Un bel rapporto tra i finalisti
«Nel loft quest'anno si è creato un gruppo incredibile, eravamo tutti molto vicini - spiega Giò Sada - Tanto che con Shorty (terzo classificato) e gli Urban abbiamo creato un nostro gruppo, i Baelle squad. Baelle è un modo di dire barese un po' trasformato, che io dico spesso. Come quando si dice bella. L'idea è quella di fare un tour insieme. Il nostro obiettivo - sottolinea il 26enne di Bari - era arrivare tra i primi tre e ci siamo riusciti».

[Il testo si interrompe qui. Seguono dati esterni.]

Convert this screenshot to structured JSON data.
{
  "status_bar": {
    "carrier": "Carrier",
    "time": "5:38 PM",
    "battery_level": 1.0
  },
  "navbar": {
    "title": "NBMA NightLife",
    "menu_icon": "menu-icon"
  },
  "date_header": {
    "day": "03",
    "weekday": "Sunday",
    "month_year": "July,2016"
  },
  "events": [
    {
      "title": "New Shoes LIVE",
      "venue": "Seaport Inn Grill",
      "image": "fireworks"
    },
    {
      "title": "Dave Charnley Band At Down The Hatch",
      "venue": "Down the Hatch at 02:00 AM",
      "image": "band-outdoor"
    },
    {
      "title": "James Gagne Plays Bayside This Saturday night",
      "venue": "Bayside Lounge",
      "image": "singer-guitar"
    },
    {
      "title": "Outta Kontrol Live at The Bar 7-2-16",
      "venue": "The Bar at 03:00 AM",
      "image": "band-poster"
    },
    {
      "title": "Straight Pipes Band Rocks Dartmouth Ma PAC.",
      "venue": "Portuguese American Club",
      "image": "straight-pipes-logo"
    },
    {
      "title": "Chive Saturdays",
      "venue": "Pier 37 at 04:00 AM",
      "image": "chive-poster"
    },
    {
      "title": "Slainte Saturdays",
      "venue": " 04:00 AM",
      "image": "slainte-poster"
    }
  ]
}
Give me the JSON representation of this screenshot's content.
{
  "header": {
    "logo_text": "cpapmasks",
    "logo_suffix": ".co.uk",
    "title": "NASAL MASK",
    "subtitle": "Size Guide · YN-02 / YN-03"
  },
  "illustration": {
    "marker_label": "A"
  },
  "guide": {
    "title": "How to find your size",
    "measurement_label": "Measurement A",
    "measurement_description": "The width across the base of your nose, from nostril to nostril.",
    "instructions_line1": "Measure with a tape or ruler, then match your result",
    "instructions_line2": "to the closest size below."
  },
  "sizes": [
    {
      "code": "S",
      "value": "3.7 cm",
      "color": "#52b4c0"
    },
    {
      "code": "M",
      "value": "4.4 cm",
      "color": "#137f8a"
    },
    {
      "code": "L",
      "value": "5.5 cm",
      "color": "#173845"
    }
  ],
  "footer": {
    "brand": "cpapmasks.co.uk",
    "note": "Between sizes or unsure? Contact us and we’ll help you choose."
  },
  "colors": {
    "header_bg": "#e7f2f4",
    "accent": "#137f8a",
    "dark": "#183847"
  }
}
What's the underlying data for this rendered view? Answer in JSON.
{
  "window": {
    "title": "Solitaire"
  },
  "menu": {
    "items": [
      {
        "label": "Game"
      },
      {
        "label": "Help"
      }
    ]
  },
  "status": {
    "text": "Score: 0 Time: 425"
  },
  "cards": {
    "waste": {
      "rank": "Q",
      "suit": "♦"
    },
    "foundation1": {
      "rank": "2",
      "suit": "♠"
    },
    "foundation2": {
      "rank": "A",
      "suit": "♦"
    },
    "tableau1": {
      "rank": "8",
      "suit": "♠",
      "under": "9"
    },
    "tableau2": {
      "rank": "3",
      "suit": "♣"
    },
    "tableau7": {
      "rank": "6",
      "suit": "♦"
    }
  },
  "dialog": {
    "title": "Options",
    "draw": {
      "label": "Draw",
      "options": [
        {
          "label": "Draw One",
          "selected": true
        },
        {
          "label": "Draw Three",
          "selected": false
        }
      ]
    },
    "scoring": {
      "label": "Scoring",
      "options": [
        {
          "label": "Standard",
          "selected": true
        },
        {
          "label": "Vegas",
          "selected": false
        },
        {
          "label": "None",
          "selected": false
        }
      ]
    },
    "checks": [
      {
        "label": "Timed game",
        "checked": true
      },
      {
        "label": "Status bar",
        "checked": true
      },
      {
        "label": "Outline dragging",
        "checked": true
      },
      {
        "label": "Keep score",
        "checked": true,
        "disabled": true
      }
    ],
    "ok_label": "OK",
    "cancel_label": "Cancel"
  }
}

L'esperienza che aiuta sul palco
Giò è un bel ragazzo e non nasconde che questo potrebbe averlo aiutato a vincere ma afferma anche: «non sono mai cresciuto pensando di poter sfruttare la mia immagine». Dalla sua infatti, Giovanni ha una bellissima voce ed esperienza sul palco. «L'esperienza mi ha aiutato in occasione dei problemi tecnici avuti in puntata, quando non sentivo più la mia voce. In realtà quando fai concerti punk rock come me, ne avrò fatti circa 300, tu non senti mai la tua voce».

E Sanremo?
Della sua passione per l'hardcore punk cosa resterà? Archiviata l'esperienza di X Factor, con un contratto di un anno con la Sony in tasca, il prossimo passo per Giò potrebbe essere il Festival di Sanremo, come è già accaduto con Lorenzo Fragola lo scorso anno: «Mi piace il cantautorato come il rock. Ma soprattutto mi piace spaziare, non voglio avere limiti nella musica. Quindi dico sì a Sanremo se ho un buon pezzo da portare sul palco. Sennò è una zappa sui piedi. La mia priorità è tornare sui palchi a suonare con la mia band in modo più professionale».

Inseparabile dalla sua band
La sua vittoria il 26enne barese l'ha dedicata ai suoi genitori, alla sua città, alla sua gente ed anche alla sua band, i Bari Smooth Squad, «alla quale tengo tantissimo. Senza di loro non sarei qui. Quando ho firmato il contratto, ho chiesto di portarla sempre con me. Può anche uscire un progetto firmato Giò Sada ma voglio che loro suonino con me», sottolinea aggiungendo che, se si è presentato da solo ai provini, è solo perché «abbiamo pensato che fosse più facile. Lo abbiamo deciso insieme. Con loro avremmo portato un'attitudine che magari non era quella giusta per il programma, come è accaduto ai Traccia 24. E alla fine è stata una pensata giusta».

E su Elio
E su Elio, Giovanni non può che dire bene: «Ringrazio di essere stato assegnato a lui, era molto coinvolto e la sua determinazione mi ha aiutato e portato avanti. Anche se a volte le sue scelte mi hanno messo in difficoltà, credo siano state calcolate, anche perché il nostro è stato davvero un percorso strano. Ho cantato cose che non avevo mai cantato, che non conoscevo proprio. Ma sono state scelte con le quali io sono riuscito sempre a entrare in contatto». Oggi esce un Ep che contiene oltre all'inedito «Il rimpianto di te» altri 5 brani cantati durante il talent.